In terms of the share price, Roche is rocketing and GSK might as well stand for Great Swine flu Killing. The profits being reaped by these companies in the wake of the pandemic have been rising faster than the mercury in an old-fashioned thermometer.
Roche expects to have flogged 2 billion Swiss francs (around £1.2 billion) of Tamiflu by the end of this year, but what most people don’t realise is that another company, Gilead, actually made the drug and licensed its use to Roche (this kind of alliance allows smaller, innovative companies to harness the marketing muscle of larger companies). Gilead earns healthy royalties on every pack of Tamiflu. Interestingly, Gilead’s board of directors used to be chaired by Donald Rumsfeld, the former US Defence Secretary.

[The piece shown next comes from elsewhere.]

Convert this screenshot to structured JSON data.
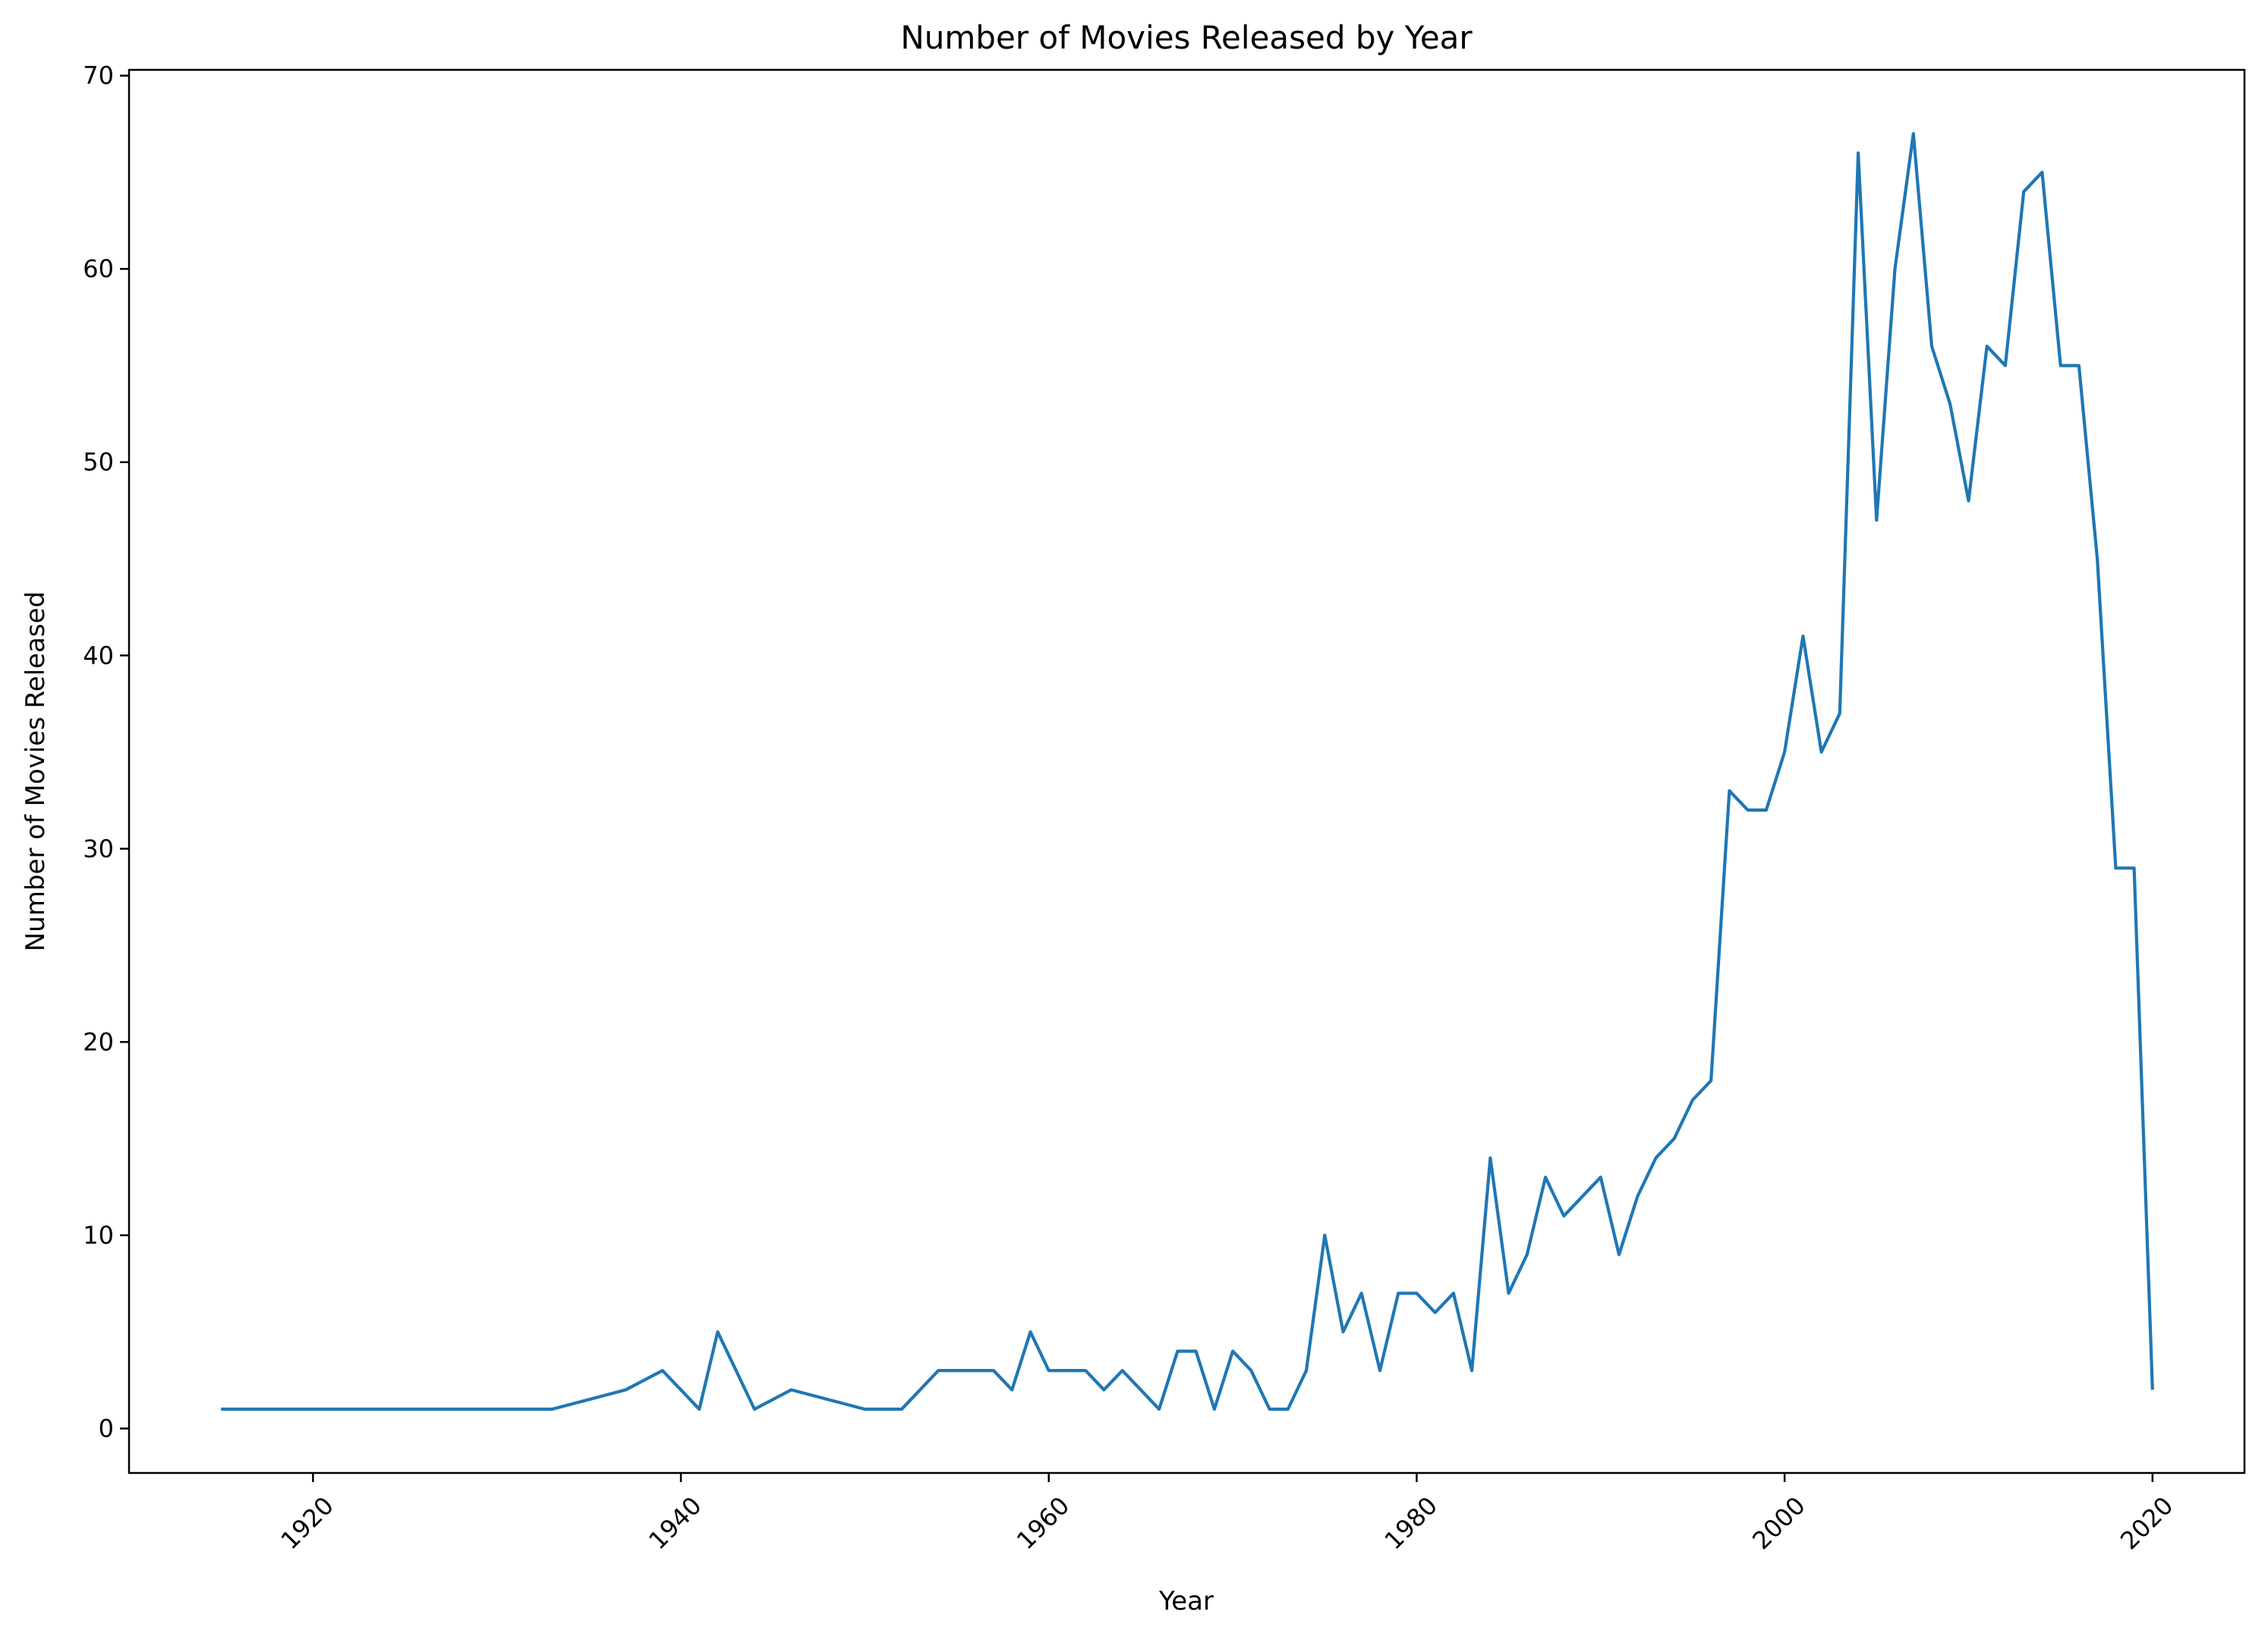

GlaxoSmithKline (GSK) also expects to report a bumper balance sheet for the first half of the year. It manufactures Relenza, an inhaled alternative, suitable for pregnant women, as well as antiviral masks expected to be used widely by healthcare workers during a predicted autumn resurgence. GSK is also the main force behind the swine flu vaccine, which should be ready for delivery in the autumn and will cost about £6 a shot.
GSK remains rightly unbothered by accusations that it is exploiting the scare, pointing out that it has spent £2.5 billion researching vaccine development.